Is a good thing with the 'extra' water movement. At times I wonder if I have enough flow in my Discus tank..(?)

RTR
03-15-2003, 7:16 PM
Be careful with Discus - which is why I specifically mentioned them in my first post - they do not like much current. I'd skip any thought of jets with them, just well diffused mass flows.

Woozledad
03-15-2003, 10:50 PM
RTR, I'm sorry if you've posted this before and I've missed, but you mention you have modified your return spray bar for you planted tanks....How so?? I have a canister filter on it's way for my newly planted 29g tank and I'm interested in your thoughts on how best to install on a heavily planted tank....

It's an XP1 Filster and I've never used a canister filter before and am new to the hobby, so you know...

RTR
03-16-2003, 12:26 PM
Woozledad - I probably have as many customized spraybars as stock items. My LFS is careful to stock or special-order Eheim componenets, so blank tubing in the proper sizes is available to me easily.

Stock spraybars may also be customized - made shorter (increases presure and current in front of the bar), or doubled with a tee-coupling at the end of the return line such that the two bars stretch most of the length of the tank along the back (cuts the current more than in half, and spreads it over a wider area - the same total flow, gentler and more wide-spread). The return line itself may be Y-coupled, with two shorter vertical spraybar returns in opposire corners of the tank. The variants are open-ended, limited by imagination.

Stock spraybars may also be customized by redrilling their holes - either uniformly larger (same total flow, reduced current) or by adding more holes (drill in-between the existing) or full custom by starting with a blank tube and have small holes near the input end, graduating sizes along the length to even out the flow over the whole length.
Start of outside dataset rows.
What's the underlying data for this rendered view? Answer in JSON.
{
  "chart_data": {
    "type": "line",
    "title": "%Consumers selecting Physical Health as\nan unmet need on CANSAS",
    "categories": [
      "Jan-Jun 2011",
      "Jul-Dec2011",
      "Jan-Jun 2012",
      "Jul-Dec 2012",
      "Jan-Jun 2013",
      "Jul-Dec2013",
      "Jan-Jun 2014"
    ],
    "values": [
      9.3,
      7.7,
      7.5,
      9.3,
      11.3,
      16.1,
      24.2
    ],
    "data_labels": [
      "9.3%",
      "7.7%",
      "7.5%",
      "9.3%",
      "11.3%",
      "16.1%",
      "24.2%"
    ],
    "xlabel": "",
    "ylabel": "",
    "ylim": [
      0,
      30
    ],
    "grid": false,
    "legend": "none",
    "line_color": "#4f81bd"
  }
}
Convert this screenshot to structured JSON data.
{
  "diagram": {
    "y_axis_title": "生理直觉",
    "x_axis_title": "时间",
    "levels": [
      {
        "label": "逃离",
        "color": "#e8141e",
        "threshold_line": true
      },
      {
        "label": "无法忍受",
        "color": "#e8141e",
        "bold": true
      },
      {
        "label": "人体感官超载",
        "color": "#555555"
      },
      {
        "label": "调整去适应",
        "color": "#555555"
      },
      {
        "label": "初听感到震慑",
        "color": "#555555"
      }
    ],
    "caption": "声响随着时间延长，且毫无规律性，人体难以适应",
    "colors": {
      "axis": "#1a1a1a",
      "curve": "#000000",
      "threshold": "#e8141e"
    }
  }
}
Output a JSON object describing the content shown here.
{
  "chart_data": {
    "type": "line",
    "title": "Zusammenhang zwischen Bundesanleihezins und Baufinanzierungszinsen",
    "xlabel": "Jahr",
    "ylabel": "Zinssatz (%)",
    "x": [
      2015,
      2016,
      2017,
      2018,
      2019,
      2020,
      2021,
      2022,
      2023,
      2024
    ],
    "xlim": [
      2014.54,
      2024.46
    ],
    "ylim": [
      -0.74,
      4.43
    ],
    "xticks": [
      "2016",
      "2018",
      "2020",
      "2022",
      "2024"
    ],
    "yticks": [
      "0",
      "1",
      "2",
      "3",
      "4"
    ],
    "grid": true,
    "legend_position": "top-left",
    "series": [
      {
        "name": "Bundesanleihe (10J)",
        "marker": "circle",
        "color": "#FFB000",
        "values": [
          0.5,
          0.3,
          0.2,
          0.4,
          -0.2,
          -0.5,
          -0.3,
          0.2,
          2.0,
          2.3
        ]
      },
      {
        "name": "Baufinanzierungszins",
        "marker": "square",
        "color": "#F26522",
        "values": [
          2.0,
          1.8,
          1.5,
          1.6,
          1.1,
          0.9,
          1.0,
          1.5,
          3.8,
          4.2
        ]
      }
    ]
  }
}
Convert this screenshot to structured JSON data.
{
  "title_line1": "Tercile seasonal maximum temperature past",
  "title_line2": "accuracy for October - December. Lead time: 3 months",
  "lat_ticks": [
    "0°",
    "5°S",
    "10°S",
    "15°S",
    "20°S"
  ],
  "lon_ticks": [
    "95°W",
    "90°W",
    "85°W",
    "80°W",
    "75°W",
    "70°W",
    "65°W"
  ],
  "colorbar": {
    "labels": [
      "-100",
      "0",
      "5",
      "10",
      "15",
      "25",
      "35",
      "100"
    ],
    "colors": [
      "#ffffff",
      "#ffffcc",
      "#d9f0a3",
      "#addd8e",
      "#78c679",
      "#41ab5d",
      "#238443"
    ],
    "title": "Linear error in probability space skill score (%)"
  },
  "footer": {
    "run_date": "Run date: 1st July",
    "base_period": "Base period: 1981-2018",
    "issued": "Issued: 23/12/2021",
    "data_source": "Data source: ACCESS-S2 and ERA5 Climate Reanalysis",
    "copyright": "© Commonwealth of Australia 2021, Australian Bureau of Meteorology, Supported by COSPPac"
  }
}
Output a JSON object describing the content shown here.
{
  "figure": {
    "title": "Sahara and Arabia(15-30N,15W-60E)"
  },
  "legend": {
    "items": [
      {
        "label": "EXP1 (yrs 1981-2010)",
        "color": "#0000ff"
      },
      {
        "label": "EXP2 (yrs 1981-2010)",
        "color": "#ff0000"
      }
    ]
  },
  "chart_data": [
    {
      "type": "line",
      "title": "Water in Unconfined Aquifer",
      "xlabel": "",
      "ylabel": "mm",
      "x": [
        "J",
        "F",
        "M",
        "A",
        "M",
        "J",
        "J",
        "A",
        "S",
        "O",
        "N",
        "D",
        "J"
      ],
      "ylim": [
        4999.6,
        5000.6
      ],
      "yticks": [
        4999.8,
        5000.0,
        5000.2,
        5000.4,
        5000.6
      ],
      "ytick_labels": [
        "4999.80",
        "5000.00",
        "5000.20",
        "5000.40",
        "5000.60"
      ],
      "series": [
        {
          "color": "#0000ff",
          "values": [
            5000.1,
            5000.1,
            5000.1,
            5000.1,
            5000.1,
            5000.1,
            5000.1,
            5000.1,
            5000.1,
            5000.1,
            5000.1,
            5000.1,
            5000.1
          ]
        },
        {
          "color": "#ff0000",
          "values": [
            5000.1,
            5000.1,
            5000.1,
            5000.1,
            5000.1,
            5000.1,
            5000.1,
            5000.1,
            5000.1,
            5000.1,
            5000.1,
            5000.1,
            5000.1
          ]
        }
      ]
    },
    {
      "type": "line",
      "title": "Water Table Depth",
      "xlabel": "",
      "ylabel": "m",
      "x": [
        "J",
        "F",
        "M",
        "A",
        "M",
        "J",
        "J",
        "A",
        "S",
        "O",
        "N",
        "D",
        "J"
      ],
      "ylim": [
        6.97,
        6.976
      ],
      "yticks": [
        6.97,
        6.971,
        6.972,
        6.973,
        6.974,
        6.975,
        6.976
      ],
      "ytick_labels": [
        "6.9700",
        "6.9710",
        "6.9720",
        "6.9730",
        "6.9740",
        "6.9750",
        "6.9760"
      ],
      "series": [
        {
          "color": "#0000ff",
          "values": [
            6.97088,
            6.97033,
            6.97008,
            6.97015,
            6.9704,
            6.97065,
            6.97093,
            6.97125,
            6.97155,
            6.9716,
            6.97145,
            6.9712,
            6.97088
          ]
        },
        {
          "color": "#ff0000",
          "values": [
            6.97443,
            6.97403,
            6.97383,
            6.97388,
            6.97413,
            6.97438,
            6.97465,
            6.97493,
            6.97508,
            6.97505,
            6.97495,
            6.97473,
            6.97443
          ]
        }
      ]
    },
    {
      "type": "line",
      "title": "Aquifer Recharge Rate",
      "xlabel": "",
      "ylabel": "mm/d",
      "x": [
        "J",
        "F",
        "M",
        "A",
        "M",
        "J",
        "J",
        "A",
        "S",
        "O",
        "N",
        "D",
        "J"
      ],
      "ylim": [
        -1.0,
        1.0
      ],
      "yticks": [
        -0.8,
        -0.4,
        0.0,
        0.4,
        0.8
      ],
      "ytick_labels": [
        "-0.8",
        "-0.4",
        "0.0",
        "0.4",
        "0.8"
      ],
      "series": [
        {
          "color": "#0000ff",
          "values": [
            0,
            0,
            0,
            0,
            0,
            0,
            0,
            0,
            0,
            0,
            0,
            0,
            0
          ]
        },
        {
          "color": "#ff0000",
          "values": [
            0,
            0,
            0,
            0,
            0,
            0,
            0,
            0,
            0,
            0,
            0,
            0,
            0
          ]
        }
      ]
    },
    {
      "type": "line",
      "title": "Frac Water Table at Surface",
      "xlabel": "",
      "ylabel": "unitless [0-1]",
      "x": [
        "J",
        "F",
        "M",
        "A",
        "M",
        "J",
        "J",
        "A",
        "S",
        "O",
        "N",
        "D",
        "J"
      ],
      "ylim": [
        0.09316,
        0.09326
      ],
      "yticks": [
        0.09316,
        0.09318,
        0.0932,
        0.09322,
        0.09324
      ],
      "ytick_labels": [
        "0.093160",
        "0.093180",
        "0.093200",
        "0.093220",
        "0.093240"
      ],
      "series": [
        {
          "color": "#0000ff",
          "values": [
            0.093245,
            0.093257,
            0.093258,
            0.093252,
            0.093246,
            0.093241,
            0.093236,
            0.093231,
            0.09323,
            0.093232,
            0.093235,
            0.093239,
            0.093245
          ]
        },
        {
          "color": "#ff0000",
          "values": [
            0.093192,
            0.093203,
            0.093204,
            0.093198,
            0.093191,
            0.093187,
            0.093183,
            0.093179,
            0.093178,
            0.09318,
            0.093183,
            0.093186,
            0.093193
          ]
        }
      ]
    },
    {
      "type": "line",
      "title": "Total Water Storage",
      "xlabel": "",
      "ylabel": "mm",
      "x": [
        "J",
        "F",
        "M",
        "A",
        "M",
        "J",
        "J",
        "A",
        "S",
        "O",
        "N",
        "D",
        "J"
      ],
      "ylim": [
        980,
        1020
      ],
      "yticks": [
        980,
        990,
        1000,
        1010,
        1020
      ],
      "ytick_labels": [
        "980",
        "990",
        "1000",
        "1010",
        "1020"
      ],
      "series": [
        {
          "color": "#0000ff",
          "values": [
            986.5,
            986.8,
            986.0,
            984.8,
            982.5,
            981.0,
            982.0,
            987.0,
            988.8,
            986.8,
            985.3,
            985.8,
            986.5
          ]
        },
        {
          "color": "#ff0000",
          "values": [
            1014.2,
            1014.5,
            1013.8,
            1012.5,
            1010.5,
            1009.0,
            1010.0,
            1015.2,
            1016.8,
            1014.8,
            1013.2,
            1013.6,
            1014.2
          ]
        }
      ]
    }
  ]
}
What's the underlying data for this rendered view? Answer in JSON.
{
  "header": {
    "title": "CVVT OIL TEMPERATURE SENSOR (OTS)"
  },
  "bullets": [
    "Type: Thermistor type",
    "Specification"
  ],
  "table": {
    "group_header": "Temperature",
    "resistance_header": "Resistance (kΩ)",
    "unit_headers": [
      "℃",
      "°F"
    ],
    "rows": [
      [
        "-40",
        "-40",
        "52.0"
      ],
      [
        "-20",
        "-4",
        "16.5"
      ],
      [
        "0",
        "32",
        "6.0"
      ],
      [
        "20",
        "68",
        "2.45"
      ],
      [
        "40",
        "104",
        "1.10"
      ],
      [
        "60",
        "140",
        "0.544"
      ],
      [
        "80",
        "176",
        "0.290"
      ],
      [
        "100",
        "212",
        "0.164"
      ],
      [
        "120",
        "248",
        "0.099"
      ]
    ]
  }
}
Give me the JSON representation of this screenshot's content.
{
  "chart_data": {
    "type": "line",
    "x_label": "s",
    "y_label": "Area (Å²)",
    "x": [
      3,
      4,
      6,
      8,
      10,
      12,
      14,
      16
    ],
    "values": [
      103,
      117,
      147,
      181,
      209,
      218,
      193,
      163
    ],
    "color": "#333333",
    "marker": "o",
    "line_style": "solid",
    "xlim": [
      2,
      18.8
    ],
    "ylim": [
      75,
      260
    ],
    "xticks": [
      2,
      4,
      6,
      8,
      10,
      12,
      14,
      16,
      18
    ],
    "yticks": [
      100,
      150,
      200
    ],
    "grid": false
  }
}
Because these are dynamic systems, pressure is highest at the input end, drops along the length, and the output per hole does the same. There are endless variants available here as well - lots of excuses to play with the power tools and in the water without setting new tanks.:cool:

Because I multifilter all my tanks, I am usually aiming for a circular current around the periphery of the tank (as viewed from above), supplemented so that there are no dead spots for debris build-up and that the plants have some current to deliver nutrients but are not in a rip-tide to beat them to death. All of that wants doing with minimal surface disturbance.

kuhli
03-19-2003, 10:34 PM
Here is a pic of my 30 gallon rivertank for hillstream loaches and dojo loaches.
http://www.members.shaw.ca/kuhli/loachpostpix/rivertank.jpg

http://www.members.shaw.ca/kuhli/loachpostpix/rivertanksml2.jpg

superstein61
03-20-2003, 10:07 PM
Nice Tank Kuhli. One of these days I want to set up a river tank for loaches as well. I had been thinking of that type of setup. Is that one powerhead powerful enough?